Gunn throws a look my way. “Well, we’re working on something major right now, but when it’s over, the Den will be open again, and I always need good stagehands.”
Ben, in this world, working under this roof? Not on your life. “Mr. Gunn—”
“It’s a low-level job, I know,” Gunn talks over me, “but if you prove yourself, Ben, you’ll work your way up, just like your cousin. I’m a firm believer in rewarding those who deserve it.” Gunn shoots another glance at me. “And keeping good people once I find them.”
Another veiled threat, another two-sided message, like a double-sided trick.
I’ve been attached to G
unn pretty much morning through night this past week, trying to ensure his deal with Colletto goes down without a hitch. I need time away from him, with just my family. I need to remember who it’s all for.
I glance pointedly at the clock. “It’s almost ten, sir, and they’ve had a long day. Think it’s time we all turned in.”
“Aw, not yet, Joan, one more trick. Please?” Ruby cries.
Ben laughs. “I’m with Ruby.”
Gunn stares at me for a while. “Come on, Joan knows best,” he tells Ruby. “We’ve got plenty of time for tricks.”
The four of us cross the show space together, walk down the hallway to the back stairs that lead to my room. Gunn stops in front of his office. “You want a nightcap?” he asks Ben suddenly. “Maybe a shot of shine, to chase away the day’s cobwebs?”
As Ben’s eyes grow wide as saucers, I cut in with, “He’s fine, Mr.

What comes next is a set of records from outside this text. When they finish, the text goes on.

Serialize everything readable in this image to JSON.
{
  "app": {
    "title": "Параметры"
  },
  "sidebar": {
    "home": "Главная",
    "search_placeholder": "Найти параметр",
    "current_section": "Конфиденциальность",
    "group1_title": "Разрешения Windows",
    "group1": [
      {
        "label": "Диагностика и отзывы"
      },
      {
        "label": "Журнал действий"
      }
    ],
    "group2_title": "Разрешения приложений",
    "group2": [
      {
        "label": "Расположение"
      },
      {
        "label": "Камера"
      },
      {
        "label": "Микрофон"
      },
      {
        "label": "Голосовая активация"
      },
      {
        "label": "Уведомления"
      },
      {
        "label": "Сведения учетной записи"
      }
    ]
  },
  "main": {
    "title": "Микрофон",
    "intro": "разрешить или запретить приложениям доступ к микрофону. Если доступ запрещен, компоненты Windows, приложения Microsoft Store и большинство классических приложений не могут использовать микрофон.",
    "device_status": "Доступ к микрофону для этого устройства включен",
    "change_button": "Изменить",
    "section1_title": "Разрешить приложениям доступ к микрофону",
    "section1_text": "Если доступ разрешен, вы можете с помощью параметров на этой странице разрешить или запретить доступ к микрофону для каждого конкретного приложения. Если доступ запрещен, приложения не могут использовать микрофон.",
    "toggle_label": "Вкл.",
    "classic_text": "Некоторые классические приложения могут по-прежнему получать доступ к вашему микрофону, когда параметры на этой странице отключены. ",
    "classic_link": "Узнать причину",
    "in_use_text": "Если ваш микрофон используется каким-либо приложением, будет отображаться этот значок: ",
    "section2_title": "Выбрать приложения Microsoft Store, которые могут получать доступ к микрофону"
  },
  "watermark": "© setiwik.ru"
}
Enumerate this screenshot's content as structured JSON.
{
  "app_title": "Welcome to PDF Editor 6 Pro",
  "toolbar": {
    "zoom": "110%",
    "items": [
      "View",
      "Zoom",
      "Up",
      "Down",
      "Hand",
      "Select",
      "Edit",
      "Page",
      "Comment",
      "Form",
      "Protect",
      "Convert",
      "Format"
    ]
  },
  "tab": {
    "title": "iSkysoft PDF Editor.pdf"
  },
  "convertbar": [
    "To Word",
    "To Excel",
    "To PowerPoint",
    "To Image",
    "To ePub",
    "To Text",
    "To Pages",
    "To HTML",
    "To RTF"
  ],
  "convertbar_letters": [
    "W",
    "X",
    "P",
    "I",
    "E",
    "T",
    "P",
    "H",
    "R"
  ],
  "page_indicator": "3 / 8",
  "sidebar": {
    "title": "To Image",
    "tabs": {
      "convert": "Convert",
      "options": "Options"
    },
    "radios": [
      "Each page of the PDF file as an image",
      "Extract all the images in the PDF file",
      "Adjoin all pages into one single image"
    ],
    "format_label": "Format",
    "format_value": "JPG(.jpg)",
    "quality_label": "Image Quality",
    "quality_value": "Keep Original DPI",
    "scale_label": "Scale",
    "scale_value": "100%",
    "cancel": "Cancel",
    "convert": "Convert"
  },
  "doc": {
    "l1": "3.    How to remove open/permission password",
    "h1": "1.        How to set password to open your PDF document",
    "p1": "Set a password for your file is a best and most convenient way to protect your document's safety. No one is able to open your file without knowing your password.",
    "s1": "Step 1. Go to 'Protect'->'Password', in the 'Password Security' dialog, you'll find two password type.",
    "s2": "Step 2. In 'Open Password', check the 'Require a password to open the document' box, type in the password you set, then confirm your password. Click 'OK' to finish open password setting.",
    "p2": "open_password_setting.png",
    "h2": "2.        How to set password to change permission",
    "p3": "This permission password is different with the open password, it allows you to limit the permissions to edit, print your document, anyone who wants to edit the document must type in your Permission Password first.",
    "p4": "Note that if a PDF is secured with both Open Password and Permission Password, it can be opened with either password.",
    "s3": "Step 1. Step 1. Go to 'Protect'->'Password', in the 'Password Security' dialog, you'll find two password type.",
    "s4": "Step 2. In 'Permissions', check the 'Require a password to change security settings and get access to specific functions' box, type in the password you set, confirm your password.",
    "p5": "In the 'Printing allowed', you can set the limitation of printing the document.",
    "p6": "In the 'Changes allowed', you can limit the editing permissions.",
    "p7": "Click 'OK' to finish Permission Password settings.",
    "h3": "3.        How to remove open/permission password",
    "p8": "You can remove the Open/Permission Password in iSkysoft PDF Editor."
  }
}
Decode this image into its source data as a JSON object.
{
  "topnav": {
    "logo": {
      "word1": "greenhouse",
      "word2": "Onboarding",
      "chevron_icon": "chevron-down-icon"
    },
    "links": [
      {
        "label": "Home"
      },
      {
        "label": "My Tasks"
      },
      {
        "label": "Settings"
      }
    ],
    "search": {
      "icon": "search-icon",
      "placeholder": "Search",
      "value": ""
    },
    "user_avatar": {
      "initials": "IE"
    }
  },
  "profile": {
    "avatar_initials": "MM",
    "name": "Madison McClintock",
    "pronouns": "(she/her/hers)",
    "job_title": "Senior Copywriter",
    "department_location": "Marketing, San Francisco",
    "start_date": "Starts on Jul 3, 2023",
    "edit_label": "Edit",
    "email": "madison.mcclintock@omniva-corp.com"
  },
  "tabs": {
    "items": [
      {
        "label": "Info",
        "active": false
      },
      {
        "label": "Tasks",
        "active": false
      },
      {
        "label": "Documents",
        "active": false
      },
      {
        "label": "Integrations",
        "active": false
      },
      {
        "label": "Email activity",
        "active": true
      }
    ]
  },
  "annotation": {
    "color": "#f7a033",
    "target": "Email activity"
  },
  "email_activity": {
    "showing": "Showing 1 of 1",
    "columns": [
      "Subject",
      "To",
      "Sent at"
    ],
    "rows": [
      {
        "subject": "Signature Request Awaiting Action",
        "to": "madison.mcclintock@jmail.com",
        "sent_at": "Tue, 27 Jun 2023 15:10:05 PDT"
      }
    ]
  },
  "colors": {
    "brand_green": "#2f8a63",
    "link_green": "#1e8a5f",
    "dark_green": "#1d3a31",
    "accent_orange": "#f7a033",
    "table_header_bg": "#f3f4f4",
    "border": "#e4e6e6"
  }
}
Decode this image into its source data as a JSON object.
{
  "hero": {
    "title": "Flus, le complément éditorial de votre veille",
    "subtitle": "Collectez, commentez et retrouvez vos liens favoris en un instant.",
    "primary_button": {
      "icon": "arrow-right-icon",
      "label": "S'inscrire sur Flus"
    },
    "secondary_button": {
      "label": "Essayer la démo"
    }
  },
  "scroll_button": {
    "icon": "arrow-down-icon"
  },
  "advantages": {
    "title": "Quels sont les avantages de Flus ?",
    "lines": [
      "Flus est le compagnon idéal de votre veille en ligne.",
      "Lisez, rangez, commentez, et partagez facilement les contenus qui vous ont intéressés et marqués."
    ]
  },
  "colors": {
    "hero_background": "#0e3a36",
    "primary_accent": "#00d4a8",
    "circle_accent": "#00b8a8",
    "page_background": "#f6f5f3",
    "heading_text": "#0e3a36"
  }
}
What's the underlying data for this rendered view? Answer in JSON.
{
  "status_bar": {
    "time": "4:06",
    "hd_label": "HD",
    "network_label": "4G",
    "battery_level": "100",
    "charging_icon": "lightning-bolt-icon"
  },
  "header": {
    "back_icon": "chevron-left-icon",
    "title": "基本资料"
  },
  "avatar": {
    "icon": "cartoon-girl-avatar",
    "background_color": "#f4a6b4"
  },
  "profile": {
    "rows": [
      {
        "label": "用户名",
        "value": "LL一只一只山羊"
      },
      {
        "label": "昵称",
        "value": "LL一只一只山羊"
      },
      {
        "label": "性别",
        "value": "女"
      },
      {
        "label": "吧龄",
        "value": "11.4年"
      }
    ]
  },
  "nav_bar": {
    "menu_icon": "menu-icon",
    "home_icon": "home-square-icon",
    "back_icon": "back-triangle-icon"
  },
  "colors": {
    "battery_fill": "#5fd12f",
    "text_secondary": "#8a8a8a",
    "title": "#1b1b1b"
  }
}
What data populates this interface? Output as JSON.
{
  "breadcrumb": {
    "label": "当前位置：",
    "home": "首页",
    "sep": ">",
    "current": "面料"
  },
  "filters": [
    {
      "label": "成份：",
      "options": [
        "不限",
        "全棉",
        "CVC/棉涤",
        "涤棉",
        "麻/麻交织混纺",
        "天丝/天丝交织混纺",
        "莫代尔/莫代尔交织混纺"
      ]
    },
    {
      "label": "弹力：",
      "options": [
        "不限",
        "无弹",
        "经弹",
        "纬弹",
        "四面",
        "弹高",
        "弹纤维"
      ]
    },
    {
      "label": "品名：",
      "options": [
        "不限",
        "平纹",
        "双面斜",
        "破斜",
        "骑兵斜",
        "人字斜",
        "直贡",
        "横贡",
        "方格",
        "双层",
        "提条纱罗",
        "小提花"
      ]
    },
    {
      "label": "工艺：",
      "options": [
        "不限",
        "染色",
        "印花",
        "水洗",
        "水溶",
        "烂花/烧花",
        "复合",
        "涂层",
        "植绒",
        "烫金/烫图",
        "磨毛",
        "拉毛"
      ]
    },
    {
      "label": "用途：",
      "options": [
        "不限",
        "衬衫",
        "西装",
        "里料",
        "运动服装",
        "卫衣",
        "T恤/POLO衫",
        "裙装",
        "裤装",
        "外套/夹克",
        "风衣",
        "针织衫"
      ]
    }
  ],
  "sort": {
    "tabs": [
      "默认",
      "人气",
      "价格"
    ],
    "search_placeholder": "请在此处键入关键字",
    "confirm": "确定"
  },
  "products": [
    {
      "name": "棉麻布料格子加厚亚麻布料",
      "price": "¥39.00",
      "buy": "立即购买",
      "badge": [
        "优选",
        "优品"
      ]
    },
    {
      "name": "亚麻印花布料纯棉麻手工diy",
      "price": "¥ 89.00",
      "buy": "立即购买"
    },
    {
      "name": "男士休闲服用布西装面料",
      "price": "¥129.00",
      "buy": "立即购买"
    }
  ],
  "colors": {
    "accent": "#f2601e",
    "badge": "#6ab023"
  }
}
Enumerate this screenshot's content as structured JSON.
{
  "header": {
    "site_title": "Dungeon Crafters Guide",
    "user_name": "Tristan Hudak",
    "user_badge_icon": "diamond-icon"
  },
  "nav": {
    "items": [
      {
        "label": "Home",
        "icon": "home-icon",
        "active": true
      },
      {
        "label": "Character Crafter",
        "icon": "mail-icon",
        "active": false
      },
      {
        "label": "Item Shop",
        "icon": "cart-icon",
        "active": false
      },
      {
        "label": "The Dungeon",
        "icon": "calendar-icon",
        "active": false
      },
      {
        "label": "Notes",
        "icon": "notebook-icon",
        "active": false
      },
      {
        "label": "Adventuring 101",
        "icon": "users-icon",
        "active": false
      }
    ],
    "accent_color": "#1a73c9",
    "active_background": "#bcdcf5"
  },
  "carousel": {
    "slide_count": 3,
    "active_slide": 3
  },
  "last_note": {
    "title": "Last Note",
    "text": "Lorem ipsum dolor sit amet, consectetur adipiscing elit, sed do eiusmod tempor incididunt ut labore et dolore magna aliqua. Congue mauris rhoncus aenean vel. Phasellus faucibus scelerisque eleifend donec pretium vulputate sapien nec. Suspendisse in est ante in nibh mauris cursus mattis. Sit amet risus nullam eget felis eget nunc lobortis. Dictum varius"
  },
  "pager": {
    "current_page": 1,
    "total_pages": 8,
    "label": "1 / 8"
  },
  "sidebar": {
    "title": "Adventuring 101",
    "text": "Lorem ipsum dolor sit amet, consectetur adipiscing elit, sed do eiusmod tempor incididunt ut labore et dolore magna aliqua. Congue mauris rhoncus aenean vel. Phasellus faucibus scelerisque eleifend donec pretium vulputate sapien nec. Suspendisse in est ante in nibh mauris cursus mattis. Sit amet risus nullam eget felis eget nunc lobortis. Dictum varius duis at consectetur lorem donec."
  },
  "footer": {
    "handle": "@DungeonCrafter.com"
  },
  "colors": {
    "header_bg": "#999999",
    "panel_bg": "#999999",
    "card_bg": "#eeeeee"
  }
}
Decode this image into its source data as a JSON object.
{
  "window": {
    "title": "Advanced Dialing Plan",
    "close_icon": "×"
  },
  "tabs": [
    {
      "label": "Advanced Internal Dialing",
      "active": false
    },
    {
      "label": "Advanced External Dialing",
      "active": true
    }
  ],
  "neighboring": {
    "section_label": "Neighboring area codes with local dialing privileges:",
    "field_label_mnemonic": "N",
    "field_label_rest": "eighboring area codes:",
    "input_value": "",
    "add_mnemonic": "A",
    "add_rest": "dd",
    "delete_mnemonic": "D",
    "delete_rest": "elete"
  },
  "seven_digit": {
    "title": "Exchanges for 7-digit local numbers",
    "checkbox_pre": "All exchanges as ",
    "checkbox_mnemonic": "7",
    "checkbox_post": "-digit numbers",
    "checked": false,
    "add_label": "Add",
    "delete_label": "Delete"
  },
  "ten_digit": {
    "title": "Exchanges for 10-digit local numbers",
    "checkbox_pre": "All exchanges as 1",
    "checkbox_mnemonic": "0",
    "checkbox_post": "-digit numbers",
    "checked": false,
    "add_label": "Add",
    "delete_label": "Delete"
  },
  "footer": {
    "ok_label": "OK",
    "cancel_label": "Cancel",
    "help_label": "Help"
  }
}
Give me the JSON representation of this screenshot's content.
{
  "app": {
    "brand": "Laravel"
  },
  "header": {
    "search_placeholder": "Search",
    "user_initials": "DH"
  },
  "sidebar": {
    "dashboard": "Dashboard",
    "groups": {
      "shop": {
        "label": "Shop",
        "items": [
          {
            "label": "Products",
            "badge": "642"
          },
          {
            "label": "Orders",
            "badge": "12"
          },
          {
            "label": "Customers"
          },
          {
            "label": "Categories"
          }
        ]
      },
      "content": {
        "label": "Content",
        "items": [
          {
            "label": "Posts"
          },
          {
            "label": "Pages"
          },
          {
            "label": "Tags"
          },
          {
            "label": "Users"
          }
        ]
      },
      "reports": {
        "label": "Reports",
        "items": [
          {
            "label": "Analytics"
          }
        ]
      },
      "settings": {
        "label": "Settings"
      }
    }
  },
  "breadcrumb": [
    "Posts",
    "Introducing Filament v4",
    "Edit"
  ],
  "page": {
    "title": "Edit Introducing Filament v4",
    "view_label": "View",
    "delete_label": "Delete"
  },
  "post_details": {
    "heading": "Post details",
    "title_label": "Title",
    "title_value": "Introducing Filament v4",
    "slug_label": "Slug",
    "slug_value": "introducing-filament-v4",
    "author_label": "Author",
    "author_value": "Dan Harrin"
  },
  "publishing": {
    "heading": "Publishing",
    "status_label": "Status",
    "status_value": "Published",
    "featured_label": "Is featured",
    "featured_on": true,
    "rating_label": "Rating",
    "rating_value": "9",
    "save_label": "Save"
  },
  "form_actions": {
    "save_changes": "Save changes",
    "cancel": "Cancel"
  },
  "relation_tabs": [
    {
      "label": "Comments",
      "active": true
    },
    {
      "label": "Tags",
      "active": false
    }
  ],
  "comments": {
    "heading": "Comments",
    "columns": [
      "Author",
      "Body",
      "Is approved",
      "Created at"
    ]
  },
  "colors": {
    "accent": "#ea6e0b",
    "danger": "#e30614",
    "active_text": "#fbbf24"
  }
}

Gunn, thank you. Again, it’s been a long day.”
“Some other time then.” Gunn opens the door to his office, throws me a triumphant look. “Good night.”
“Good night, Mr. Gunn,” Ruby and Ben say in unison.
When we get into my room, I immediately push Ben and Ruby back from the door and focus on its wooden frame. I hold out my hand, and the door’s wood crackles. The frame begins to disappear, the white wood bleeding into the plaster of the wall—and then there’s only one thick sheet of white in front of us, studded with the doorknob.
“Did you just lock us in?” Ben says.
“I don’t want you going downstairs, and I don’t want Gunn coming up.” I rustle through my bureau, pull out Ruby’s sole pair of pajamas. “This place isn’t safe. He isn’t safe.”
“You know, I don’t get you,” Ben says. “I know you’ve made your own way here, but Gunn’s the one who gave you the chance. He practically saved us. Besides, he’s treating us like royalty. Treats you like a queen.”
“Well, appearances can be deceiving, Ben.” I kneel down and help Ruby into her pajamas. “He’s dangerous. If you don’t see that, you’re a fool.”